Tennis player sells arm space
Croatian tennis player Oleksandra Oliynykova is the latest sports star entering the NFT market. But unlike the other athletes who made brief forays into the visual arts industry to make their NFTs, the 20-year old has raised the stakes by auctioning off an NFT, awarding its owner lifetime rights to a 15x8 centimeter area of space on her right arm.
Oliynykova, who ranks 30th in the International Tennis Federation World Tour, stipulated that the NFT owner can commission a tattoo on the space at their own cost — or just leave it blank and hope to sell it at a higher price after she plays at Wimbledon or Roland Garros.
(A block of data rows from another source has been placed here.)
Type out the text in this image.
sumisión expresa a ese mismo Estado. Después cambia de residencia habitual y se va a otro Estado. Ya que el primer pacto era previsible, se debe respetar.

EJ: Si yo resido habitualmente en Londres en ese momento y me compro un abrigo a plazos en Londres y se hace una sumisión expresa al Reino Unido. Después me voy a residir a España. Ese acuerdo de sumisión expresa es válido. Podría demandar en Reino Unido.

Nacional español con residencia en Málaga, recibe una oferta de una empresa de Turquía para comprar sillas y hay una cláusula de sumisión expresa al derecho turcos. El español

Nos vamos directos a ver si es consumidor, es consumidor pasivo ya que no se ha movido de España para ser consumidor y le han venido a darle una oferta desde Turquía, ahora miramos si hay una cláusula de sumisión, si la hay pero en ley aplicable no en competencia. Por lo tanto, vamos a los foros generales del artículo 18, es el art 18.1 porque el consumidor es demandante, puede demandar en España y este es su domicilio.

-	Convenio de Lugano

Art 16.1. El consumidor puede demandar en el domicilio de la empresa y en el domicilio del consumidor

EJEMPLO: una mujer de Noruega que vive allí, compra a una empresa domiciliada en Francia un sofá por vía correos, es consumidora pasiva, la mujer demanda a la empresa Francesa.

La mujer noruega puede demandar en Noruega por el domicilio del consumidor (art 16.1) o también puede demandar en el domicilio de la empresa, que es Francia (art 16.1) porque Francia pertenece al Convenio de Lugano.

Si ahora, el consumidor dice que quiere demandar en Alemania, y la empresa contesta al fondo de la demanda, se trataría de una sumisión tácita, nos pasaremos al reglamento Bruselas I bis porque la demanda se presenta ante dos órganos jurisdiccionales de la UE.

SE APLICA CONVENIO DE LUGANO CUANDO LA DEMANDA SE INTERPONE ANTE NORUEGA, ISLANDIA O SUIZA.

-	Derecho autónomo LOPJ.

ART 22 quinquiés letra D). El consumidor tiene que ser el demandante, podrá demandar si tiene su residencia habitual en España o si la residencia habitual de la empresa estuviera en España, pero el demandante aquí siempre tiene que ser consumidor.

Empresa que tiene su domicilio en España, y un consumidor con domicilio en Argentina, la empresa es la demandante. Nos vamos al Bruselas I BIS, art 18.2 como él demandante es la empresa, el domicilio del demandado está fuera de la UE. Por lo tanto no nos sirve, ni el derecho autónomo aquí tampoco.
The NFT sold for $5,400. However, the owner won’t be able to tattoo anything they want on her arm, with the tennis player stating:
“Though I am very liberal regarding a tattoo image or content, some restrictions apply. First, it should be generally normal, with no extremism of all kinds allowed. Second, as I am a professional athlete, it should NOT contain anything related to gambling, betting etc. That's it.”
Takashi Murakami blooms as NFT artist
Acclaimed Japanese contemporary artist Takashi Murakami has entered the NFT space after drawing inspiration from digital artist Beeple and his recent $69 million success in the crypto art world.
The artist announced his dive into NFTs via an Instagram post on Wednesday, with the release of 108 “Murakami Flowers,” which depict 8-bit digital illustrations of flowers, in collaboration with online game authority Yoshihisa Hashimoto.
Murakami noted that his recent focus on digital art and the virtual world came from observing his children play the Nintendo Switch game Animal Crossing with their friends:
“They were watching some fireworks display within the game while talking with their school friends, who they could no longer meet in person, through Zoom, admiring how beautiful it was.“
“I saw the reality of the shifting values when I realized that these children could discern beauty within a virtual world,” he added.
Eulerbeats' not-at-all difficult second album
Not only are visual artists competing with AI robots for NFT sales, but musicians also have to compete with computer-generated algorithms that can produce music being sold as NFTs.
Ethereum-based Music and Arts project EulerBeats has sold off 25 copies of its second LP “Enigma,” generating $3 million through an auction on OpenSea yesterday.
The project consisted of 25 LPs consisting of 27 tokenized tracks on OpenSea, with the algorithmically generated tracks backed by visuals. This is the project's second release following the launch of their first LP “Genesis”. Both LPs share a common mathematical basis but provide different art, music and bonding curve structures.